Apixaban is a new oral Xa inhibitor that is rapidly absorbed, with the kidney excreting about 25%. Unlike warfarin, no monitoring is necessary with apixaban.

In the AMPLIFY-EXT trial, patients with deep vein thrombosis or VTE treated for 6 to 12 months with anticoagulant therapy were randomized to receive either apixaban 2.5 mg or 5 mg twice daily versus placebo. Patients were treated for 12 additional months, and safety was assessed at 30 days after treatment initiation.

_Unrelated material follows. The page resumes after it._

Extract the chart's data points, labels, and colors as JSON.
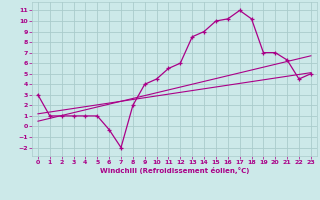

Recurrence of VTE or all-cause death was 3.8% for the 2.5-mg dose of apixaban, 4.2% for the 5-mg dose, and 11.6% for placebo, for a risk reduction of 65%.

Recurrent VTE or VTE-related deaths were 1.7%, 1.7%, and 8.8% for the 2.5-mg dose, the 5-mg dose, and placebo, respectively. Myocardial infarction, stroke, or cardiovascular-related deaths were reported in 2.1%, 2.3%, and 10%, respectively.
The rates of major bleeding were 0.2% for the 2.5-mg dose, 0.1% for the 5-mg dose, and 0.5% for placebo. The rates of clinically relevant nonmajor bleeding were 3%, 4.2%, and 2.3%, respectively.

Agnelli said the optimal treatment duration for apixaban has not yet been determined. In the AMPLIFY-EXT trial, patients were treated for 1 year and achieved risk reduction in recurrent VTE without an increase in major bleeding, but further study of a longer treatment duration would be needed to establish a benefit.

Going forward, the 2.5-mg dose will be preferred, because the 5-mg dose did not provide further benefit. Apixaban will be reviewed by the US Food and Drug Administration in the future.

Reference
Agnelli G, Buller HR, Cohen A, et al. Two doses of apixaban for the extended treatment of venous thromboembolism. Presented at: 54th American Society of Hematology Annual Meeting; December 8-11, 2012; Atlanta, GA. Abstract LBA-1.